Puis il est levé. Un timide soleil frédéric darde sur la chère Bulgarie. Le conduc cesse de chanter pour aller compisser un cerisier dont le bord de la route est complanté. Et à ce moment, figure-toi qu’une voiture surgit qui ralentit à fure-mesure de sa venue sur nous, et il y a écrit quoi donc, chéri, sur ce véhicule ? Oui, mon ange : POLICE, bel et bien, en grosses vilaines lettres. Bébert s’arrête de licebroquer, secoue à peine zézette pour lui faire dire son dernier mot. Cette survenance des archers bulgares ne l’enchante guère. Les deux poulagas qui se trouvent dans l’auto se garent pile devant le camion et descendent de leur tire. L’un réclame ses titres de transport à notre pote italoche cependant que l’autre exige ceux de Bérurier.
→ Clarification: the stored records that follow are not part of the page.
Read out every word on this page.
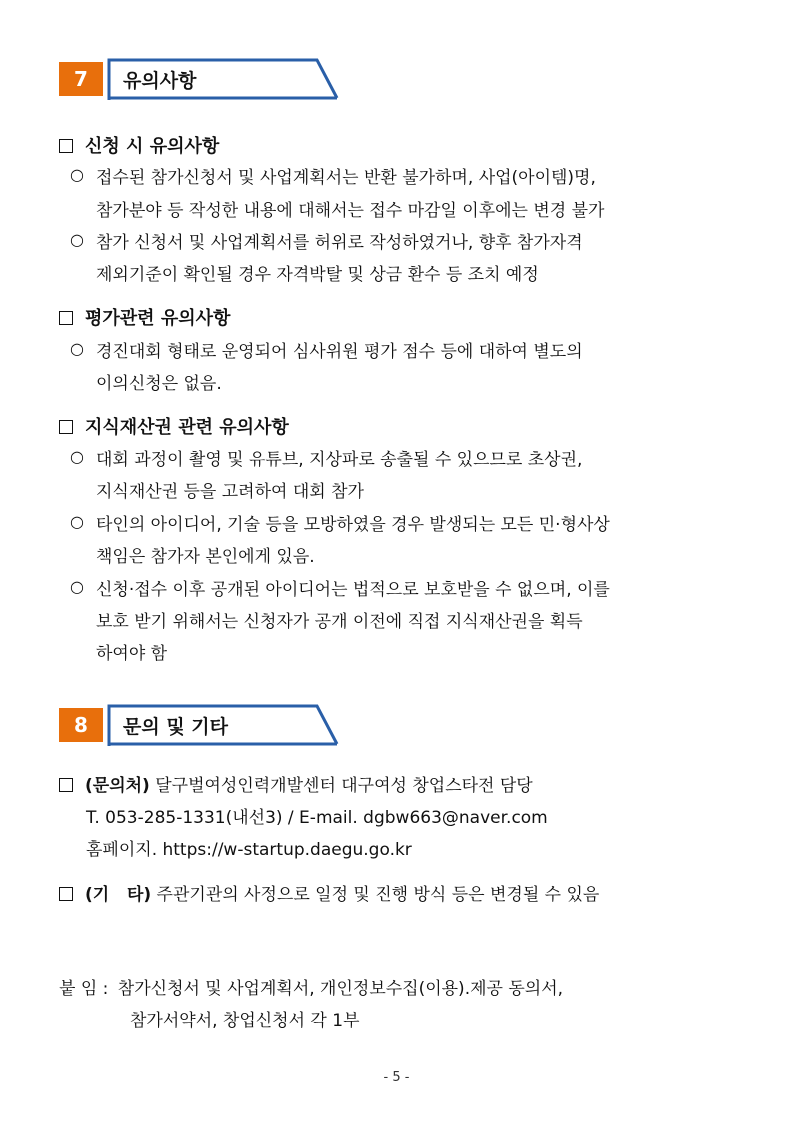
7	유의사항
신청 시 유의사항
○ 접수된 참가신청서 및 사업계획서는 반환 불가하며, 사업(아이템)명,
참가분야 등 작성한 내용에 대해서는 접수 마감일 이후에는 변경 불가
○ 참가 신청서 및 사업계획서를 허위로 작성하였거나, 향후 참가자격
제외기준이 확인될 경우 자격박탈 및 상금 환수 등 조치 예정
평가관련 유의사항
○ 경진대회 형태로 운영되어 심사위원 평가 점수 등에 대하여 별도의
이의신청은 없음.
지식재산권 관련 유의사항
○ 대회 과정이 촬영 및 유튜브, 지상파로 송출될 수 있으므로 초상권,
지식재산권 등을 고려하여 대회 참가
○ 타인의 아이디어, 기술 등을 모방하였을 경우 발생되는 모든 민·형사상
책임은 참가자 본인에게 있음.
○ 신청·접수 이후 공개된 아이디어는 법적으로 보호받을 수 없으며, 이를
보호 받기 위해서는 신청자가 공개 이전에 직접 지식재산권을 획득
하여야 함
8	문의 및 기타
(문의처) 달구벌여성인력개발센터 대구여성 창업스타전 담당
T. 053-285-1331(내선3) / E-mail. dgbw663@naver.com
홈페이지. https://w-startup.daegu.go.kr
(기   타) 주관기관의 사정으로 일정 및 진행 방식 등은 변경될 수 있음
붙 임 : 참가신청서 및 사업계획서, 개인정보수집(이용).제공 동의서,
참가서약서, 창업신청서 각 1부
- 5 -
Moi, planqué derrière le rideau, je suis la scène par l’écartement. Ce qui me permet d’assister à du beau boulot pur fruit, pur sucre.
Un coup de saton dans la margoule de celui des deux flics que j’ai appelé « l’autre ». Un coup de clé à molette sur la nuque de son copain qualifié de « l’un » faute de connaître son identité, et l’un et l’autre, deux bons petits diables, gisent sur le macadam (aux Camélias).
Le Rital est plus que consterné : affolé.
Il crie des « Ma qué ! ma qué ! » Et puis des « Madonna ! ». Et il se signe, se contresigne, se soussigne avec des larmes dans les yeux, la voix, les gestes, le slip.
Moi, je me dis in extenso, ne rechignant jamais sur le latin originel : à présent il va falloir faire face !
Et je fais.
— Tu diras que nous t’avons menacé, Alberto ! Regarde, on a des pétards, mate-les bien, tu pourrais les décrire.
Il regarde.
Et quand il a bien vu : la couleur, la marque, le calibre, je le fous K.O. d’un uppercut sensas à la pommette.
Après quoi nous le ligotons, ainsi que les deux bourdilles. Nous plaçons les poulets dans le camion un tantisoit frigorifique, Alberto dans la couchette où j’ai, par deux fois, répété-je, honoré (de Balzac, c’est évident), dame Ivana.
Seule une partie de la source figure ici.